Le Président de la République française a enfin entendu les orientations proposées depuis longtemps sur un partage ou plutôt une mise à disposition "en confiance" de la dissuasion nucléaire française au profit des Européens, notamment dans le cadre d'une identité forte au sein de l'OTAN, non pour lutter contre mais pour être à côté des Etats-Unis qui doivent la reconnaître, non forcément comme meilleure solution de rechange (MESORE) aux solutions étasuniennes et non pour protéger les seuls intérêts vitaux français définis souvent "à la carte" pour éviter de s'engager et de rester ouvert sur toutes les options. 

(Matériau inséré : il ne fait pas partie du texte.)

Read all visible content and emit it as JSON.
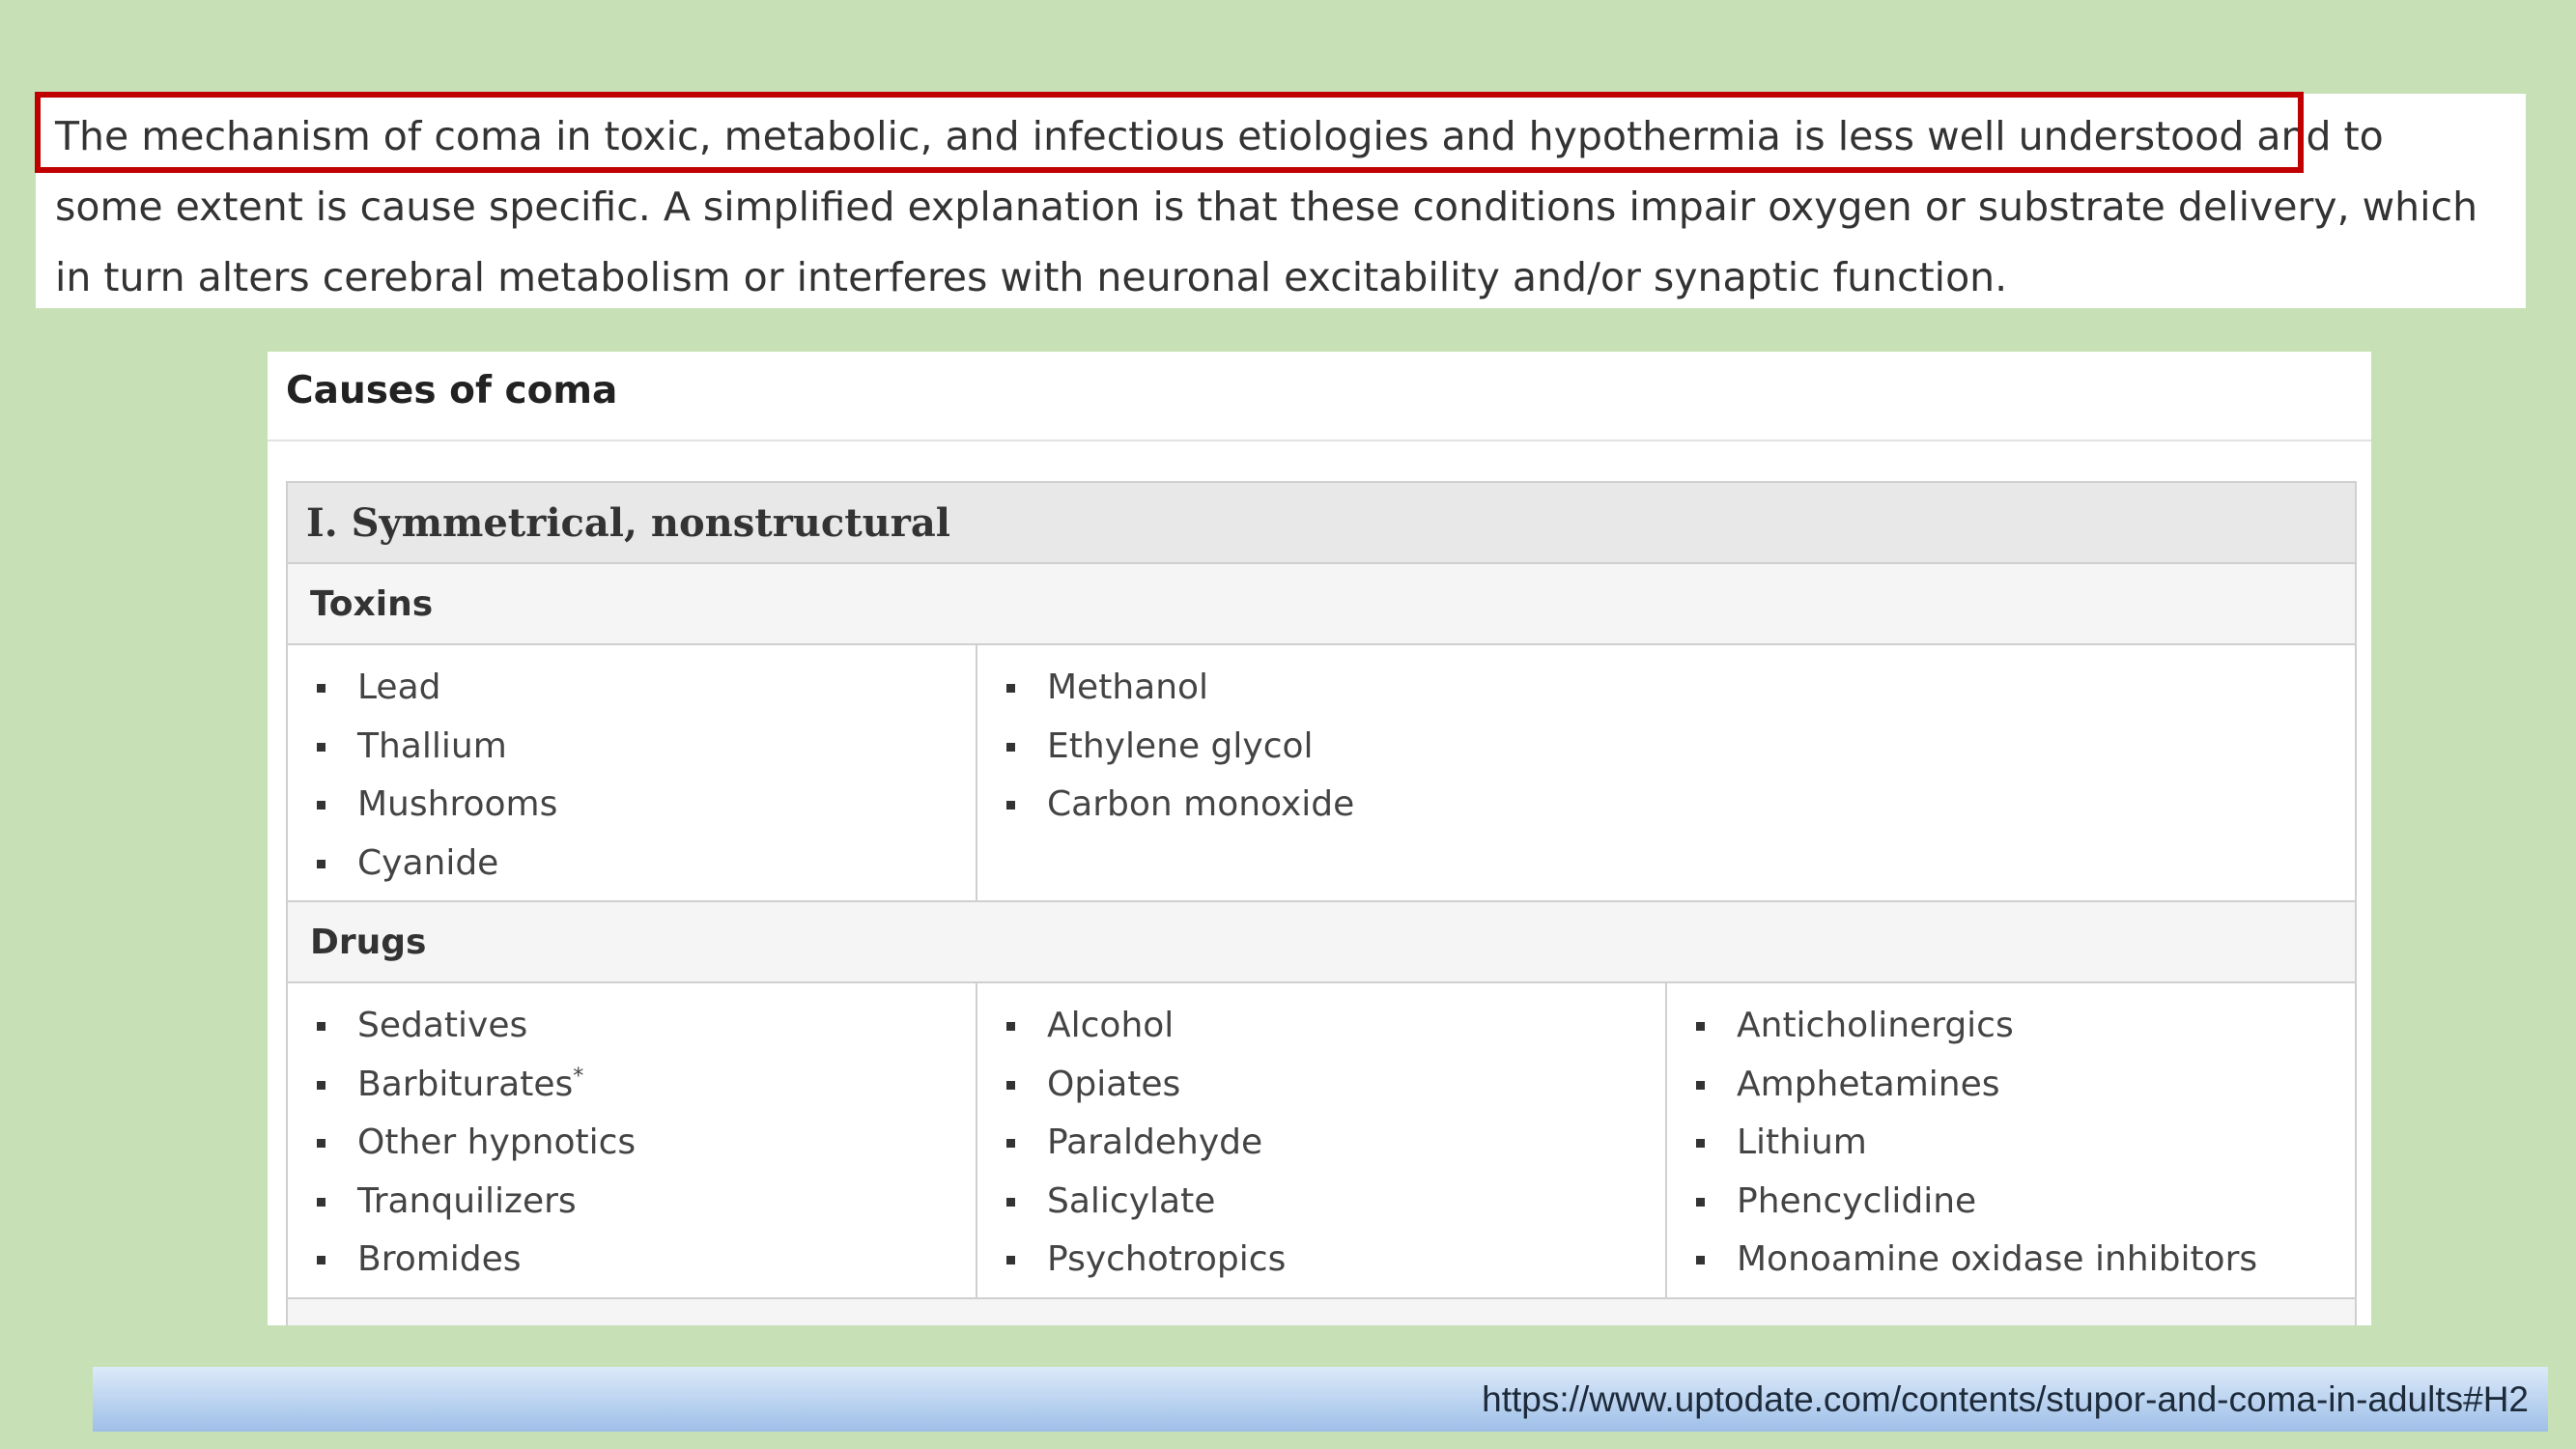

Les sujets Rafale et F-35 reprenant les relais des Mirages et F-16 sont bien entendu sous-jacents

La France doit arrêter cette projection psychologique qu'elle reproche aux Etats-Unis en entraînant tout européen qui voudrait bien la suivre, et se rappeler que les US n'ont ni besoin de l'OTAN ou de l'ONU pour intervenir alors que la France voudrait bien le faire mais qu'elle n'en n'a pas les moyens sauf à attirer avec elle les Européens souvent à ses conditions et qu'à part la France,  de nombreux (quasi) chaque pays européen reposent leur défense sur l'OTAN comme il l'est d'ailleurs reconnu dans les traités et leur dissuasion sur les Etats-Unis.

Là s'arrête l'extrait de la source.